​Mead is sunlight collected by flowers transformed into nectar, gathered by bees, and turned into honey that is added to water and yeast. There are over 600000 flowers in one 750 bottle, honey bees will have travelled the equivalent of three orbits of the earth in distance to collect it.

Historically mead was a global beverage: consumed by the Ancient Greeks 800 bc – 500 bc, Vikings 800 ac, and African bushmen. In fact, mead was drunkbefore men knew how to harness the meadmaking process; mead fermented naturally on its own when a beehive combined with rainwater and wild yeast in the air.

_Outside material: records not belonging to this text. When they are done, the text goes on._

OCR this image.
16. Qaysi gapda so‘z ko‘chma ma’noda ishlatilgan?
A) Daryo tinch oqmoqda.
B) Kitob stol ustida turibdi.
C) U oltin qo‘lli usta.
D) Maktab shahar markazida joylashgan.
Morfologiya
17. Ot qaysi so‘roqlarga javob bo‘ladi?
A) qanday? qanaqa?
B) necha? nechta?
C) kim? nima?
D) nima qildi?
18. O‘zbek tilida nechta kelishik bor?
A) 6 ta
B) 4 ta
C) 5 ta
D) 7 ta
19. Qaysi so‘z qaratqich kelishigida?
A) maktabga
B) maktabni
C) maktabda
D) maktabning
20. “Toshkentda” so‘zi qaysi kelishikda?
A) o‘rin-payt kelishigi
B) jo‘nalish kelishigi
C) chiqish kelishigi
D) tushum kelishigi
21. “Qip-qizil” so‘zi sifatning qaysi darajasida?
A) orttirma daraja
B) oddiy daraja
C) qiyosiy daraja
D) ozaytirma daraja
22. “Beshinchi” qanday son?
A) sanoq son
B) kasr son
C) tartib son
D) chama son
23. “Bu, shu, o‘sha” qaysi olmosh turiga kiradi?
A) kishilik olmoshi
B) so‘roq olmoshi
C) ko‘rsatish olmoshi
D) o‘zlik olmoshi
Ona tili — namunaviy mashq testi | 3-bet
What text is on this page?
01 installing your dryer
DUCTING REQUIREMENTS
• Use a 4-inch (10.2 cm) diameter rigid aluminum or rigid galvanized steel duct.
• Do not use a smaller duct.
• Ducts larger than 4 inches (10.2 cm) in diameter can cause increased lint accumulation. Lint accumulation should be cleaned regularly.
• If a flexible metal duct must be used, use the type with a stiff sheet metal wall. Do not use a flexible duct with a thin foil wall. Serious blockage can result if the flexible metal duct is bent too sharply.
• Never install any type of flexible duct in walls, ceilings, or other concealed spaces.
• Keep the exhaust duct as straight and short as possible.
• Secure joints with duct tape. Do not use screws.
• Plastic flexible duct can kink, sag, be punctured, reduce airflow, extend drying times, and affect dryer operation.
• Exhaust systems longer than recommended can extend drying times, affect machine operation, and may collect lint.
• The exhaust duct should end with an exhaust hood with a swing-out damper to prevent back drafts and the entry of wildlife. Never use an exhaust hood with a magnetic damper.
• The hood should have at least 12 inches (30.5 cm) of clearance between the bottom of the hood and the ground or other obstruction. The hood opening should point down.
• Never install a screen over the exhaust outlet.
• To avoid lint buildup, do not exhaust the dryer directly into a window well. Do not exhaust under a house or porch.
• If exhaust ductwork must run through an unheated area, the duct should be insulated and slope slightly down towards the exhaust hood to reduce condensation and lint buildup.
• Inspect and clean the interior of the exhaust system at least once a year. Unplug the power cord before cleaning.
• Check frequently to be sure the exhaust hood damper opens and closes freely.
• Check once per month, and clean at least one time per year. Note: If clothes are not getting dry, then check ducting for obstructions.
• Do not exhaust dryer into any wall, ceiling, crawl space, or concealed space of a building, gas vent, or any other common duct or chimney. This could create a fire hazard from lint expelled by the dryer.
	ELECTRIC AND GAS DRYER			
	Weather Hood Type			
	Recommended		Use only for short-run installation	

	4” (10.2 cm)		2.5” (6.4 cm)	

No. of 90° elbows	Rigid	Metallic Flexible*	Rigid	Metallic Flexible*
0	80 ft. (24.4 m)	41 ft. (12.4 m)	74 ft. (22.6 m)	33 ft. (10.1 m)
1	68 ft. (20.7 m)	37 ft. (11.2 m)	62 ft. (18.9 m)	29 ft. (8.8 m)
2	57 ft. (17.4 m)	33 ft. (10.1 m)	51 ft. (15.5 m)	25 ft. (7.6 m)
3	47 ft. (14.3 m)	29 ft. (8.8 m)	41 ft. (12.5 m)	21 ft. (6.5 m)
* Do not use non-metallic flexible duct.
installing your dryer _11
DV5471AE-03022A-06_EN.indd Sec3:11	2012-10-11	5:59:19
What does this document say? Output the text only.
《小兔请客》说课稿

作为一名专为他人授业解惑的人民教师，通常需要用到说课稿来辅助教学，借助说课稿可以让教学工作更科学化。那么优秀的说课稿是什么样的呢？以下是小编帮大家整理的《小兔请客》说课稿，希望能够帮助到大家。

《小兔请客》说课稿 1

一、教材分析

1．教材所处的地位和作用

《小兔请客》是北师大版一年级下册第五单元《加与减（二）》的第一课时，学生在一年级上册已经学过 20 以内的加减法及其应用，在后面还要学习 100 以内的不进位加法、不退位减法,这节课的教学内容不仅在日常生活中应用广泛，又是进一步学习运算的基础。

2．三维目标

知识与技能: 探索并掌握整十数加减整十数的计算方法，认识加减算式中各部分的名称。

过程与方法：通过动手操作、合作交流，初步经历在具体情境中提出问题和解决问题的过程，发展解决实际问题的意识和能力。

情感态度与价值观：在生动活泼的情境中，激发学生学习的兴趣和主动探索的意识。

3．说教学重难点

The ancient Greeks used mead to honor the goddesses Aphrodite and Artemis, while also being consumed by prophets of the time in order to see visions of the future. The vikings considered mead the drink of warriors that was delivered to them by a beautiful maiden once they reached Valhalla, a vast hall inhabited by the gods reserved for those who died in battle. The term ‘honeymoon’ can be traced to the medieval tradition of drinking mead for a full cycle of the moon after marriage. Mead was thought to be an aphrodisiac, and if consumed by newlyweds, offspring would soon follow.

A taste of mead tells stories and fables of flowers and the bees travel across the land.

Drinking mead supports our precious pollinating bees and the ecological balance they keep.